Dem mehrfach einschlägig vorbestraften und unter strengen Auflagen des sogenannten landesweiten KURS-Programms freigelassenen Mann war ein absolutes Näherungsverbot gegenüber Kindern auferlegt worden, dass er wieder nicht einhielt. Quasi unter den Augen der Polizei hatte er sich am 12. Juli dem Jungen und dem Mädchen im Alter von acht Jahren beim Spielen am Olefbach in der Nähe von Schleiden im Kreis Euskirchen genähert und begonnen, mit ihnen zu spielen. Der Rückfalltäter hatte seine Vergehen gestanden.

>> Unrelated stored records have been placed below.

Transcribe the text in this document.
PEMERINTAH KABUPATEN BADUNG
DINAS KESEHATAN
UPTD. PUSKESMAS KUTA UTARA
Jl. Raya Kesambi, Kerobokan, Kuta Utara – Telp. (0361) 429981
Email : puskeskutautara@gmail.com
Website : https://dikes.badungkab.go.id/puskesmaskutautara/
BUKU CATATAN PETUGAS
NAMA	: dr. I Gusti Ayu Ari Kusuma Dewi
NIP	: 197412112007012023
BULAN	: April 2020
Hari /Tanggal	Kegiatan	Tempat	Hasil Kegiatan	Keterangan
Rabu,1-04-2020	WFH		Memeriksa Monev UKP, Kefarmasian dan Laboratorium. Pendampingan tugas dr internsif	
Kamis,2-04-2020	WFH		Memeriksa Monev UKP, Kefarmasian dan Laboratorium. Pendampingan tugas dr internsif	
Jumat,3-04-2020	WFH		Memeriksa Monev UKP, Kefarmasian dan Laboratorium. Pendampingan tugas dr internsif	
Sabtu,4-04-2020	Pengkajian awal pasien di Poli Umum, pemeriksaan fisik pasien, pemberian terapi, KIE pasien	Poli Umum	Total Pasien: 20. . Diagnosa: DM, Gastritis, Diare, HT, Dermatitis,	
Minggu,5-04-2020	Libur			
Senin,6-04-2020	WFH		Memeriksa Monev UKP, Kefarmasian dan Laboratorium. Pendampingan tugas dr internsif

In Schleiden seien die Kinder noch einmal glimpflich davon gekommen, wertete die 5. Große Strafkammer am Aachener Landgericht die zwei Taten, die eher als Vorbereitung für ein weiteres vom Täter geplantes Treffen am nächsten Tag zu werten seien. Andreas L. lockte die Kinder damit, dass er zu Hause Papageien habe, die er ihnen zeigen wollte. Am Bach der Olef hatte L. die Kinder zwar angefasst, sie aber nicht zu sexuellen Handlungen genötigt.

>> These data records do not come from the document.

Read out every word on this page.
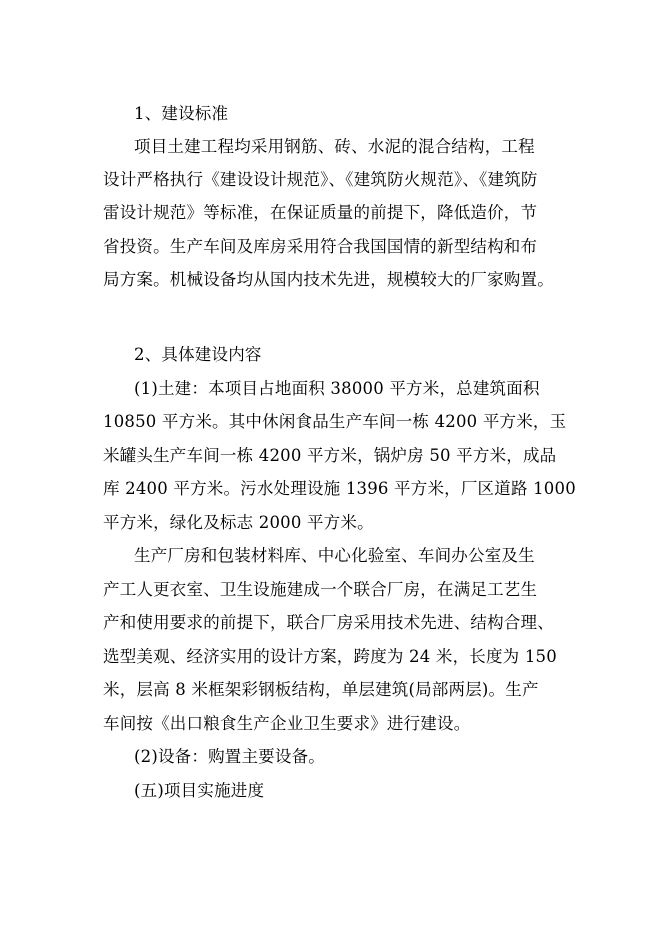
1、建设标准
项目土建工程均采用钢筋、砖、水泥的混合结构，工程
设计严格执行《建设设计规范》、《建筑防火规范》、《建筑防
雷设计规范》等标准，在保证质量的前提下，降低造价，节
省投资。生产车间及库房采用符合我国国情的新型结构和布
局方案。机械设备均从国内技术先进，规模较大的厂家购置。
2、具体建设内容
(1)土建：本项目占地面积 38000 平方米，总建筑面积
10850 平方米。其中休闲食品生产车间一栋 4200 平方米，玉
米罐头生产车间一栋 4200 平方米，锅炉房 50 平方米，成品
库 2400 平方米。污水处理设施 1396 平方米，厂区道路 1000
平方米，绿化及标志 2000 平方米。
生产厂房和包装材料库、中心化验室、车间办公室及生
产工人更衣室、卫生设施建成一个联合厂房，在满足工艺生
产和使用要求的前提下，联合厂房采用技术先进、结构合理、
选型美观、经济实用的设计方案，跨度为 24 米，长度为 150
米，层高 8 米框架彩钢板结构，单层建筑(局部两层)。生产
车间按《出口粮食生产企业卫生要求》进行建设。
(2)设备：购置主要设备。
(五)项目实施进度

Aus der Vorstrafenliste, führte der Vorsitzende Richter Thomas Birtel aus, gehe allerdings hervor, dass dies bei den begangenen Vortaten sei 1997 anders gewesen sei. Dabei habe der Angeklagte die Kinder, die immer zwischen acht und zehn Jahren alt gewesen waren, schwer sexuell missbraucht.

So habe das Gericht bei der schweren Entscheidungen, einen Täter in Sicherungsverwahrung zu nehmen, den Schutz der Kinder in den Vordergrund gestellt. Andreas L. habe bei der letzten Tat eine „hohe Rückfallgeschwindigkeit“ an den Tag gelegt, stellte die Kammer fest. Therapien hätten bei ihm nicht gefruchtet. So seien nur drei Monate nach seiner Freilassung verstrichen, bevor er wieder rückfällig wurde.